Mr Entsch said this is the third time the committee has attempted to travel to Western Australia but border closures have prevented committee members from entering the state.
The PKKP people have already given evidence to the committee via teleconference, saying they only learned of plans to destroy the significant site just days before the blast was set to occur.
The PKKP also told the inquiry they had not been presented with options for avoiding the destruction of Juukan Gorge by Rio Tinto.
Mr Entsch said a yarning session on Country is essential to informing the committee's final report.
"There will be no findings, there will be no recommendations unless we listen to those voices, unless we go out and stand on the site and see the site, see the devastation and we feel it, sense it ourselves," he said.
Mr Entsch said while there is no amount of compensation that could make up for the PKKP people's loss, the committee wants to make sure that destruction like this can never happen again.

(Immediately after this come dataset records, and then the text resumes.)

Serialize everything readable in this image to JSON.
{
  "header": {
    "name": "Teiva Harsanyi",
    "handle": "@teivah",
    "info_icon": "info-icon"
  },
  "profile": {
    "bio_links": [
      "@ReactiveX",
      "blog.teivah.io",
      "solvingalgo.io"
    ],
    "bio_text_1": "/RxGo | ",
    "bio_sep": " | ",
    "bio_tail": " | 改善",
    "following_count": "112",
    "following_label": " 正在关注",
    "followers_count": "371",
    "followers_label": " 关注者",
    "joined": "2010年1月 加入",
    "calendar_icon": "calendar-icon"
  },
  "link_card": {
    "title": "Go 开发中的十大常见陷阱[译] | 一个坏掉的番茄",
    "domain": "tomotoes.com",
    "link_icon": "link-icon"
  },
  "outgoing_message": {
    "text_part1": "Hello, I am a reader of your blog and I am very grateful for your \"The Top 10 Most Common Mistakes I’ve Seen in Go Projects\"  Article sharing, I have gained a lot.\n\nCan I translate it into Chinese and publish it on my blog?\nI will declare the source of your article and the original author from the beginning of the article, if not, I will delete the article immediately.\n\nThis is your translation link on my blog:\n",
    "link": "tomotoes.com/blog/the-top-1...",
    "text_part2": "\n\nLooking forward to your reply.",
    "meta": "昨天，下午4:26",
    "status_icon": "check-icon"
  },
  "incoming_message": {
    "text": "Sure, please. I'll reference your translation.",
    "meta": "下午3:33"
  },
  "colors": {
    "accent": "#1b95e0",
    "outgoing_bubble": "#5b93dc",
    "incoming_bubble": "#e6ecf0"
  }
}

"There was so many flags to this. There was no way on this earth, from all the evidence that we've had, that those that pushed the button were not aware of what was happening here," he said.
"I think there was a level of deception, I think there was a level of purpose. They decided what they wanted to do and they just tried to find a way of justifying it and I think at the end of the day they made a decision that the best way to do this was to blow the thing up and apologise."
The committee will also hold a public hearing on Monday afternoon, and will hear evidence from the Murujuga and Robe River Kuruma Aboriginal corporations.